Ellen Teague, Columban Justice and Peace Media explains that large-scale extractive industries have long been a key issue for Columban Justice, Peace and Ecology work and highlights the Martial Mining report that spotlights large-scale mining as a militarised process.

London Mining Network’s latest report, ‘Martial Mining’, highlights the links between mining, the international arms trade, and warfare. From the minerals needed to produce weapons to the military force needed to secure and police mines themselves, the report spotlights large-scale mining as a militarised process.

At an inline event, hosted by the London Mining Network on 6 November, researcher and author of the report Daniel Selwyn presented the key findings. There was also a panel talk with other campaigners working on the arms trade and environment. Around 50 people joined in, some of them Catholic religious – including the Columbans – who are members of the London Mining Network and who have had experience of the destruction of large-scale mining in countries such as Philippines and Indonesia. The date was the International Day for Preventing the Exploitation of the Environment in War and Armed Conflict.

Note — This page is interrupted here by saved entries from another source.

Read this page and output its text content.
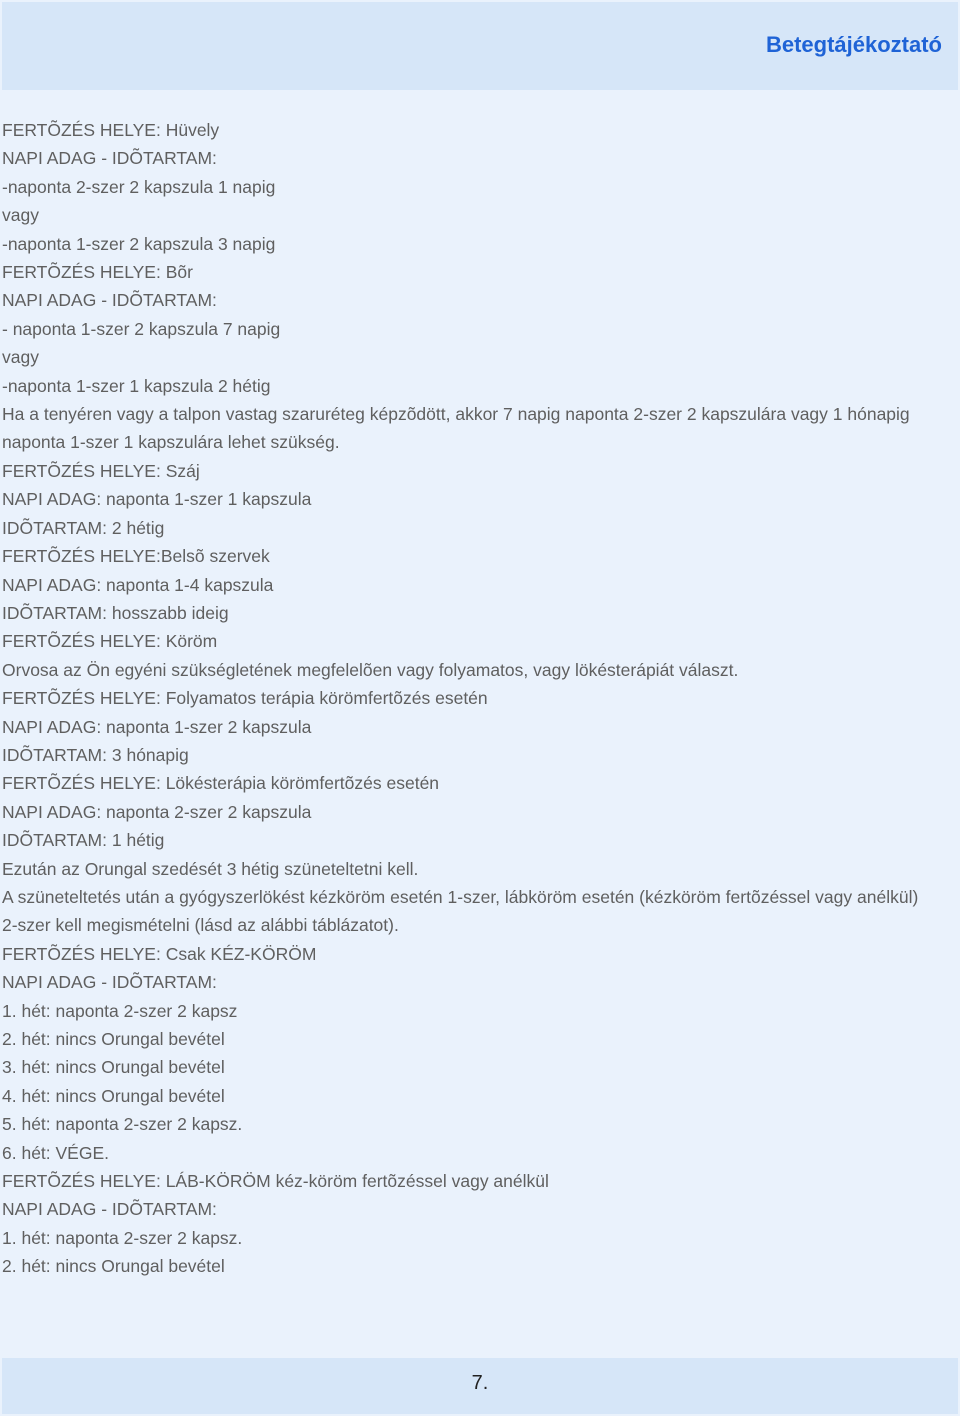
Betegtájékoztató

FERTÕZÉS HELYE: Hüvely

NAPI ADAG - IDÕTARTAM:

-naponta 2-szer 2 kapszula 1 napig

vagy

-naponta 1-szer 2 kapszula 3 napig

FERTÕZÉS HELYE: Bõr

NAPI ADAG - IDÕTARTAM:

- naponta 1-szer 2 kapszula 7 napig

vagy

-naponta 1-szer 1 kapszula 2 hétig

Ha a tenyéren vagy a talpon vastag szaruréteg képzõdött, akkor 7 napig naponta 2-szer 2 kapszulára vagy 1 hónapig naponta 1-szer 1 kapszulára lehet szükség.

FERTÕZÉS HELYE: Száj

NAPI ADAG: naponta 1-szer 1 kapszula

IDÕTARTAM: 2 hétig

FERTÕZÉS HELYE:Belsõ szervek

NAPI ADAG: naponta 1-4 kapszula

IDÕTARTAM: hosszabb ideig

FERTÕZÉS HELYE: Köröm

Orvosa az Ön egyéni szükségletének megfelelõen vagy folyamatos, vagy lökésterápiát választ.

FERTÕZÉS HELYE: Folyamatos terápia körömfertõzés esetén

NAPI ADAG: naponta 1-szer 2 kapszula

IDÕTARTAM: 3 hónapig

FERTÕZÉS HELYE: Lökésterápia körömfertõzés esetén

NAPI ADAG: naponta 2-szer 2 kapszula

IDÕTARTAM: 1 hétig

Ezután az Orungal szedését 3 hétig szüneteltetni kell.

A szüneteltetés után a gyógyszerlökést kézköröm esetén 1-szer, lábköröm esetén (kézköröm fertõzéssel vagy anélkül) 2-szer kell megismételni (lásd az alábbi táblázatot).

FERTÕZÉS HELYE: Csak KÉZ-KÖRÖM

NAPI ADAG - IDÕTARTAM:

1. hét: naponta 2-szer 2 kapsz

2. hét: nincs Orungal bevétel

3. hét: nincs Orungal bevétel

4. hét: nincs Orungal bevétel

5. hét: naponta 2-szer 2 kapsz.

6. hét: VÉGE.

FERTÕZÉS HELYE: LÁB-KÖRÖM kéz-köröm fertõzéssel vagy anélkül

NAPI ADAG - IDÕTARTAM:

1. hét: naponta 2-szer 2 kapsz.

2. hét: nincs Orungal bevétel

7.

The destruction of the large-scale extractive industries has long been a key issue for Columban Justice, Peace and Ecology work. For several decades from 1987, Columban priests and sisters supported peaceful anti-mining protests on the southern Philippine island of Mindanao. In fact, the whole Catholic Church in Zamboanga Del Sur province declared its full support of picketing to prevent mineral exploration as a prelude to mining. The priests, sisters and laity of the diocese of Pagadian, which covers the entire mineral-rich Zamboanga del Sur region, described the effort to prevent the possible wide-scale destruction of the Pinukis mountain range as “a laudable display of stewardship of God’s creation”. They regularly experienced intimidation and violence, and several protestors were murdered.

Though humanity has always counted its war casualties in terms of dead and wounded soldiers and civilians, destroyed cities and livelihoods, the environment has often remained the unpublicised victim of war. Water wells have been polluted, crops torched, forests cut down, soils poisoned, and animals killed to gain military advantage. Furthermore, the United Nations Environment Programme (UNEP) has found that over the last 60 years, at least 40 percent of all internal conflicts have been linked to the exploitation of natural resources, whether  timber, diamonds, gold and oil, or fertile land and water.

Selwyn reported that huge mining corporations are big consumers of raw materials. All the world’s nuclear weapons are rooted in mining, with Rio Tinto, for example, producing raw materials from Africa linked to Britain developing nuclear weapons. BHP Billiton led a coalition to produce Australian weapons for WW1. Anglo American is another corporation rooted in the colonial past.

Destruction of land, water and life has been resisted from the start by local communities, such as Glencore’s plunder of Congo’s cobalt, and Rio Tinto titanium mining in Madagascar. Profits come back to London-based or London-financed mining companies, with little benefit to local peoples.

 

A protest in a Columban parish against mine exploration in Pagadian, Philippines.